Trochę inny 39

148 9 3
                                    

Młodo wyglądający chłopak o czarnych i gęstych włosach oraz ciemnobrązowych tęczówkach błyszczących figlarnością, które w niektórych momentach wydawały się wręcz stapiać ze źrenicą, szedł energicznym krokiem przez zjawiskowe ulice Warszawy, trzymając w dłoni brązowy dziennik.

Pełen młodzieńczego wigoru, cieszył się śpiewem ptaków, piękną pogodą, nawet gwar ulicy nie mógł wytrącić jego pozytywności. Nucił sobie pod nosem jakąś piosenkę i w teatralny sposób poruszał się do jej rytmu i choć niektórzy ludzie przechodzący niedaleko, krzywili się z powodu tego dziecinnego zachowania, on się tym kompletnie nie przejmował, a wręcz współczuł im w duchu tej sztywności i maruderstwa.

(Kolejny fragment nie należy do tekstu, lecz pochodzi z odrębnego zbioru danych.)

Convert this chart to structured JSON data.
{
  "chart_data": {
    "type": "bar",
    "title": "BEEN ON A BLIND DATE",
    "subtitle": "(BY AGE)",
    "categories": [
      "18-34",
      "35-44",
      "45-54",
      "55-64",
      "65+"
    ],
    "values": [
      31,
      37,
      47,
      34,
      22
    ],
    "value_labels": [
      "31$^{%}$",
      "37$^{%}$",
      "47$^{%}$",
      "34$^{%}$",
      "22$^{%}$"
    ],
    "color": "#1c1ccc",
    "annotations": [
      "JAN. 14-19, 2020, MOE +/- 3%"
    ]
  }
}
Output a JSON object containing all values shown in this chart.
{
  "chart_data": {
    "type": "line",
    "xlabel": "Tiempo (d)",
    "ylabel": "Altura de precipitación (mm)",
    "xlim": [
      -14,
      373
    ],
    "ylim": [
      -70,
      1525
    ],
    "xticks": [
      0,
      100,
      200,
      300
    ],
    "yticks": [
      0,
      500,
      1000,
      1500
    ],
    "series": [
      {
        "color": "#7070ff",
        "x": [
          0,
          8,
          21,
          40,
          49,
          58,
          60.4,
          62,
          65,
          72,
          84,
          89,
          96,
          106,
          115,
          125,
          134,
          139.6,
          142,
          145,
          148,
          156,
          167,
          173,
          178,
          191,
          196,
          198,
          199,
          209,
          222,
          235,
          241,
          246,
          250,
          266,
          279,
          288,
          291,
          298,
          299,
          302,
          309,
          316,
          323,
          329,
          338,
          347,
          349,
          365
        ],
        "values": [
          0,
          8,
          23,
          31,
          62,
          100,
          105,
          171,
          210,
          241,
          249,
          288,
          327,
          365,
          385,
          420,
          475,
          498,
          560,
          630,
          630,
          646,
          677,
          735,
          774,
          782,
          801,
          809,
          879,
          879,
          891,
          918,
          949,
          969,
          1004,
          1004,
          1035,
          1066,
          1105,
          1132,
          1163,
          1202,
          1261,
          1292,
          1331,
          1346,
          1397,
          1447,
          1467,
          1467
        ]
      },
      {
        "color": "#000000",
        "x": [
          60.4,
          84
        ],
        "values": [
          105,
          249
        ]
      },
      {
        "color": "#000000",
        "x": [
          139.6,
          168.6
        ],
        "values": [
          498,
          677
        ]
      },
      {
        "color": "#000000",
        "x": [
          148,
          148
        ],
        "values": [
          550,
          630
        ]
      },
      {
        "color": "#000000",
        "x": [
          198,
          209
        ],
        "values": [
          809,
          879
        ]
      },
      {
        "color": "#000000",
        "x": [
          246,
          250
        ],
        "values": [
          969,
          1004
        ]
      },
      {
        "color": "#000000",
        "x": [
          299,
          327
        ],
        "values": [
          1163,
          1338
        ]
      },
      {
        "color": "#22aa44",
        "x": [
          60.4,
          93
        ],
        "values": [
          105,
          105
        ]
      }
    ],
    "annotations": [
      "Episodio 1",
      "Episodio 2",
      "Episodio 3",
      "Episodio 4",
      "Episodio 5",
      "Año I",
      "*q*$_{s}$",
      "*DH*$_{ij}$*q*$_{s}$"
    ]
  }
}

W pewnym momencie spaceru chłopak ujrzał na swojej drodze zjawiskową ławkę, która aż prosiła się, by na niej wypocząć. A kim on był, by nie posłuchać rozkazu przedmiotu martwego? Rozsiadł się wygodnie i z dbałością detektywa obserwował ludzi przechodzących dookoła niego, ale po chwili i to mu się znudziło. W końcu życie innych było nudne w porównaniu do jego. Wyjął z torby wieczne pióro i zaczął zapisywać notatkę w swoim dzienniku:

,,Mamy rok 1939, a ja wciąż muszę pisać piórem. Chciałem wypróbować te najnowsze cuda zwane ,,długopisami" wynalezione przez bratanków, ale naczelna konserwa zabrania mi to kupować, mówiąc, że są rzekomo rakotwórcze. A niech on ze schodów spadnie!!! Dzień dzisiejszy jest dniem zemsty. Właśnie dzisiaj zakończą się moje studia historyczne, rozpoczęte pare dni temu."

Tak, dokładnie, parę dni temu chociaż był kwiecień, a nie październik czy inny miesiąc. Wszystko dzięki przeniesieniom, nawet jeśli nie miał wcześniej studiów, naciąganiu i wciskaniu kitu. Niby tak nie można, ale wśród osób jego typu to nie taka rzadkość.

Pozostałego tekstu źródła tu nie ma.